溝口 徹先生 14 時 00 分~16 時 30 分 (質疑応答 15 分含む)
「こころとからだの栄養 基礎から臨床まで」
【お申込締切】 2012年11月7日(水)

講師プロフィール

◆「サプリメントの現状と問題点-健康被害の未然防止と拡大防止を中心に」

錠剤・カプセル状のサプリメントが明確な法的定義のない状況で多くの人に利用され、それによる有害事象が散見される。有害事象は製品に何ら問題がなくても、利用者の体質、過剰摂取、医薬品との誤用や併用などによって起こる。消費者の自己判断によるサプリメントの利用が、適切な医療の障害になっているケースもある。これらの問題への対応として、科学的根拠に基づく安全性・有効性情報の効果的な提供が望まれる。

梅垣 敬三先生
1985 年静岡薬科大学大学院博士課程修了。

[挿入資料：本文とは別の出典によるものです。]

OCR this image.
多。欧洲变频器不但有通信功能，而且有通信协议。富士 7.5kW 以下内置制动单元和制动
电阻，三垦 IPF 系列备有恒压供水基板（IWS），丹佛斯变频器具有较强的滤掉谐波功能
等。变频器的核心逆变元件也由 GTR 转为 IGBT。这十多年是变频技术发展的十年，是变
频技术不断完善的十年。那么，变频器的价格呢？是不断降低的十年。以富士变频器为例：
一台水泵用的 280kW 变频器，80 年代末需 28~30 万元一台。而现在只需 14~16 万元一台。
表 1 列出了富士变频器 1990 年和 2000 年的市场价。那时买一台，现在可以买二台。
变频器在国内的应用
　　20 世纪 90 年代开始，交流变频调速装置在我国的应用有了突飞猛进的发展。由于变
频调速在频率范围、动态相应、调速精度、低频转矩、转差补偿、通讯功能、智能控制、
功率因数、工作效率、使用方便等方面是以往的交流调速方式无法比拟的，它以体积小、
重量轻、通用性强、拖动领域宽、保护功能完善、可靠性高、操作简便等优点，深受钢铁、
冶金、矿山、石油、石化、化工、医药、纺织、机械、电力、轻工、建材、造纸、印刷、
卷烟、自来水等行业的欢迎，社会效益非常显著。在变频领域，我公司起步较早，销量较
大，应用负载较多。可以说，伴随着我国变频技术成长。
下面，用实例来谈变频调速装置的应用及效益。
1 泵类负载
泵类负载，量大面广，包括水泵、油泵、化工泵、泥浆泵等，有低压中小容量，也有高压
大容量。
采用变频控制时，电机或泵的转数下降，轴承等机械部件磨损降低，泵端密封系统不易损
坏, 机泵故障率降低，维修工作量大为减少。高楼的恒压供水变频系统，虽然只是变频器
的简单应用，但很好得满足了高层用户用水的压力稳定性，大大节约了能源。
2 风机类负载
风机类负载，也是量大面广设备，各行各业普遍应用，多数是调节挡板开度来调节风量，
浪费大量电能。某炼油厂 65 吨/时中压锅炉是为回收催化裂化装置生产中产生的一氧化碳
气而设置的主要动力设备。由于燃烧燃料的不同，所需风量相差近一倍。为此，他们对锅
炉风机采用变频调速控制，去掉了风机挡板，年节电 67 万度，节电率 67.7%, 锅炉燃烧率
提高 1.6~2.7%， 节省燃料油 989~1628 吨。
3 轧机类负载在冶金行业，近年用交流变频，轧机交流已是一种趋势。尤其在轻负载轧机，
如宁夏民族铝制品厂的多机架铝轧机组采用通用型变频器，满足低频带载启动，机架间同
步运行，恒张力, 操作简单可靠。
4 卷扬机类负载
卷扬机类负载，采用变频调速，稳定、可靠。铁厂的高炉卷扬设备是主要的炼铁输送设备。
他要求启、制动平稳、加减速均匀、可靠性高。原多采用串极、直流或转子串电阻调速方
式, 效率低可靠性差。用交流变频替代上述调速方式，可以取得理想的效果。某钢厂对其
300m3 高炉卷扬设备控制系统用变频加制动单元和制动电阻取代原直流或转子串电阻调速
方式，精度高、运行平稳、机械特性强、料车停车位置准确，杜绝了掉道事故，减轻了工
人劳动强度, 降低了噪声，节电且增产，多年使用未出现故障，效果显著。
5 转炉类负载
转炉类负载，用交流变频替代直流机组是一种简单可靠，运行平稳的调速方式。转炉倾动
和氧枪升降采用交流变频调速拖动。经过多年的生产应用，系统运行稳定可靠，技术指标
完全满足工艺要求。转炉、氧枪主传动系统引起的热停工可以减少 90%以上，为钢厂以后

1986 年国立栄養研究所に入所。研究員、主任研究官、室長を経て 2008 年より情報センター長。食品成分の安全性と有効性に関する研究をおこなっている。

◆「こころとからだの栄養 基礎から臨床まで」

年代を問わず,うつ病などの精神疾患に悩まされる人が増えています.医療機関に通うほどではない軽度のうつにかかっている人も含めれば,かなりの数になるでしょう.うつ病をはじめとする心の病に対して,私がおこなっている治療法は,血液検査データに基づき,食事やサプリメントによって症状の回復をはかろうというものです.これは分子整合栄養医学(オーソモレキュラー療法)と呼ばれるものです。実際の改善例とともに基礎から臨床までをお伝えします。

溝口 徹先生
新宿溝口クリニック 院長
2000 年から一般診療に分子栄養学的アプローチを応用し始め、治療が困難な疾患にたいする栄養療法を実践し多くの改善症例を持つ。
2003 年、日本初の栄養療法専門クリニック『新宿溝口クリニック』を開設。